35. A Fuga para o Egito. Ensinamentos sobre a última visão ligada à vinda de Jesus.
9 de junho de 1944.
O meu espírito vê a seguinte cena.
É noite. José dorme em sua cama no seu pequeno quarto. Um sono tranqüilo de quem descansa de muito
trabalho, feito com honestidade e capricho.
Eu o vejo na escuridão do ambiente, rompida apenas por um pouco da luz do luar, que penetra por uma
abertura da janela, encostada, mas não totalmente fechada, como se José tivesse calor ou quisesse ter
aquele pouco de luz, para saber calcular o despontar da alvorada, levantando-se diligente. Ele está deitado
de lado e, no sono, sorri, quem sabe a qual sonho que esteja tendo. Mas, seu sorriso se transforma em preocupação.
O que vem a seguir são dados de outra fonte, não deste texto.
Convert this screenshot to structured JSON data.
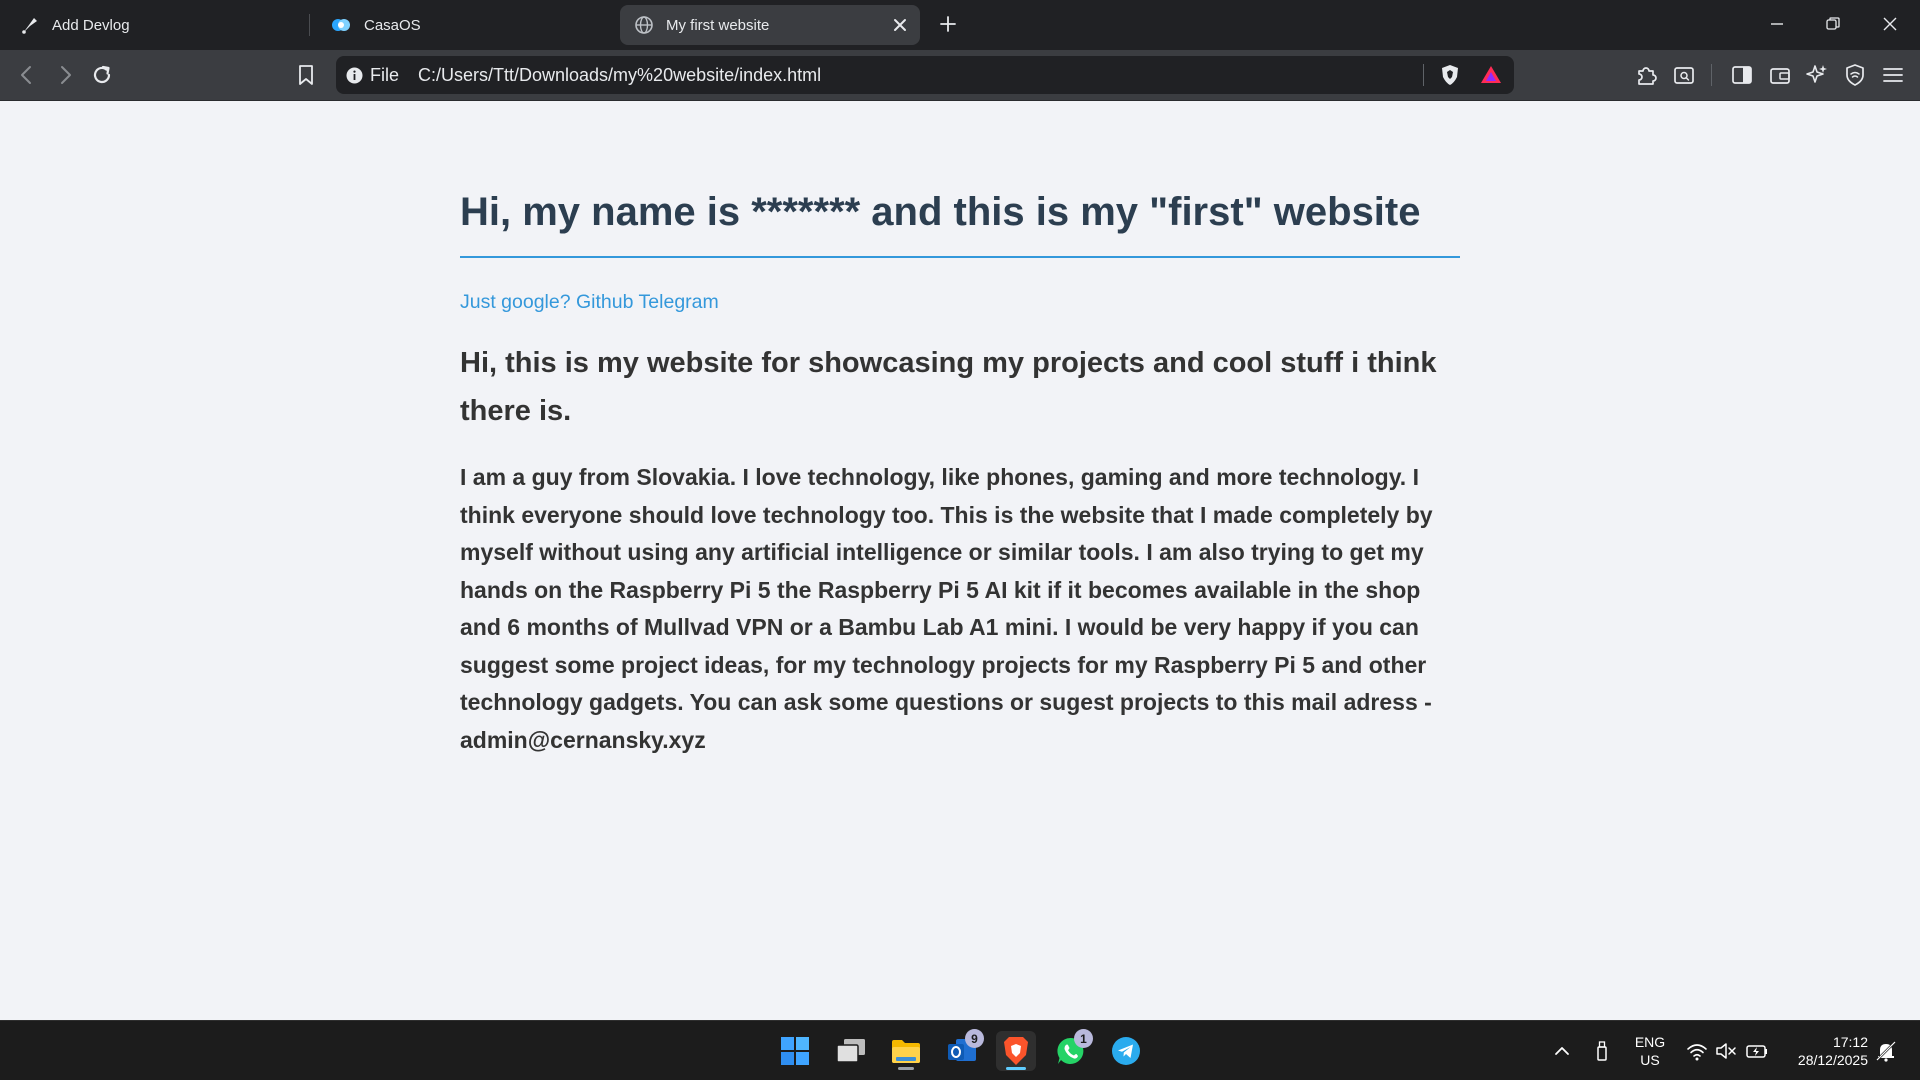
{
  "tabs": [
    {
      "label": "Add Devlog",
      "icon": "pen-nib-icon"
    },
    {
      "label": "CasaOS",
      "icon": "casaos-icon"
    },
    {
      "label": "My first website",
      "icon": "globe-icon",
      "active": true
    }
  ],
  "omnibox": {
    "scheme_label": "File",
    "url": "C:/Users/Ttt/Downloads/my%20website/index.html"
  },
  "page": {
    "title": "Hi, my name is ******* and this is my \"first\" website",
    "links": [
      {
        "label": "Just google?"
      },
      {
        "label": "Github"
      },
      {
        "label": "Telegram"
      }
    ],
    "intro": "Hi, this is my website for showcasing my projects and cool stuff i think there is.",
    "body": "I am a guy from Slovakia. I love technology, like phones, gaming and more technology. I think everyone should love technology too. This is the website that I made completely by myself without using any artificial intelligence or similar tools. I am also trying to get my hands on the Raspberry Pi 5 the Raspberry Pi 5 AI kit if it becomes available in the shop and 6 months of Mullvad VPN or a Bambu Lab A1 mini. I would be very happy if you can suggest some project ideas, for my technology projects for my Raspberry Pi 5 and other technology gadgets. You can ask some questions or sugest projects to this mail adress - admin@cernansky.xyz"
  },
  "taskbar": {
    "apps": [
      {
        "name": "start-button"
      },
      {
        "name": "task-view-button"
      },
      {
        "name": "file-explorer-button"
      },
      {
        "name": "outlook-button",
        "badge": "9"
      },
      {
        "name": "brave-browser-button",
        "active": true
      },
      {
        "name": "whatsapp-button",
        "badge": "1"
      },
      {
        "name": "telegram-button"
      }
    ],
    "language_line1": "ENG",
    "language_line2": "US",
    "time": "17:12",
    "date": "28/12/2025"
  },
  "colors": {
    "title": "#2c3e50",
    "link": "#3498db",
    "text": "#333333",
    "rule": "#3498db",
    "page_bg": "#f2f3f7",
    "chrome_dark": "#202124",
    "chrome_toolbar": "#3b3d41",
    "taskbar_bg": "#1c1c1c",
    "active_indicator": "#60cdff"
  }
}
Ele suspira profundamente, como se faz quando se tem
um pesadelo, e acorda sobressaltado. José se assenta sobre a cama, esfrega os olhos, e olha ao redor de si.
Olha, depois, para a janela, por onde está entrando a claridade do luar. É noite alta, mas ele pega a roupa,
que está estendida aos pés da cama e, continuando sentado sobre a mesma, a vai vestindo sobre a túnica
branca de mangas curtas que ele trazia sobre a pele. Afastadas as cobertas, põe os pés no chão e procura
as sandálias. Depois ele as calça e amarra. Põe-se em pé e vai até a porta, que está em frente de sua cama,
não a que está de lado e que dá para o salão onde foram recebidos os Magos.
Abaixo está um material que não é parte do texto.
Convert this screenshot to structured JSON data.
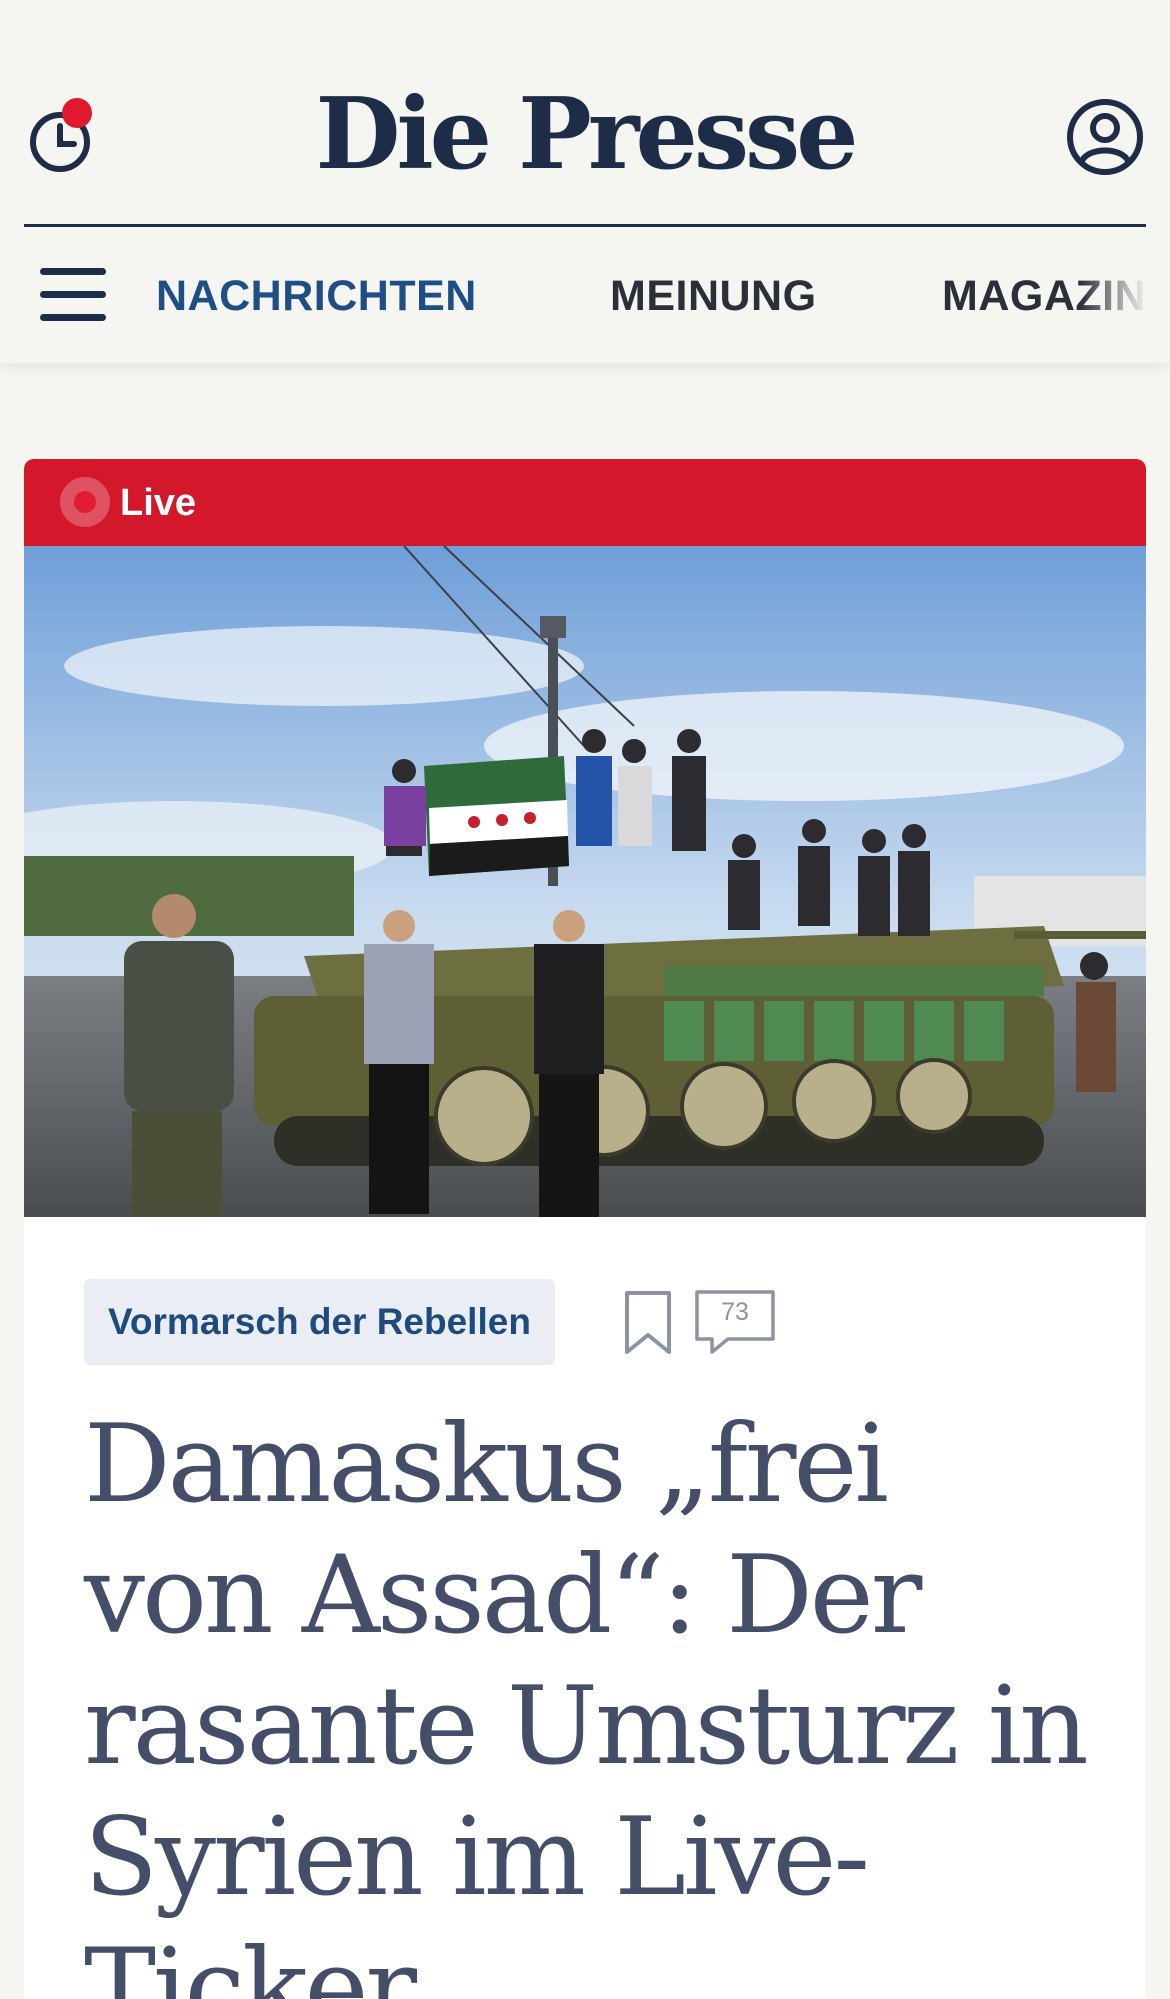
{
  "header": {
    "logo": "Die Presse",
    "nav": [
      "NACHRICHTEN",
      "MEINUNG",
      "MAGAZIN"
    ]
  },
  "article": {
    "live_label": "Live",
    "tag": "Vormarsch der Rebellen",
    "comment_count": "73",
    "headline": "Damaskus „frei von Assad“: Der rasante Umsturz in Syrien im Live-Ticker"
  },
  "colors": {
    "brand_navy": "#1e2d47",
    "live_red": "#d3182c",
    "nav_active": "#1f4d86",
    "headline": "#454e68"
  },
  "icons": {
    "history": "clock-history-icon",
    "account": "user-account-icon",
    "menu": "hamburger-menu-icon",
    "bookmark": "bookmark-icon",
    "comments": "comment-bubble-icon"
  }
}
Ele bate à porta, de leve, só um toc-toc, com a ponta dos dedos. José deve ter ouvido que está sendo
convidado a entrar, porque abre com cuidado a porta, e a torna a encostar, sem fazer barulho. Antes de ir
até à porta, ele acendeu uma pequena candeia, de um só bico, e assim tem uma luz para poder andar. Ele
entra. Mas, em um quarto pouco maior do que o seu, e no qual está uma caminha ao lado de um berço, ele
vê uma luzinha já acesa; a chama vacilante, que está a um canto, parece uma estrelinha de uma luz tênue e
dourada, que permite enxergar, mas sem incomodar quem estiver dormindo.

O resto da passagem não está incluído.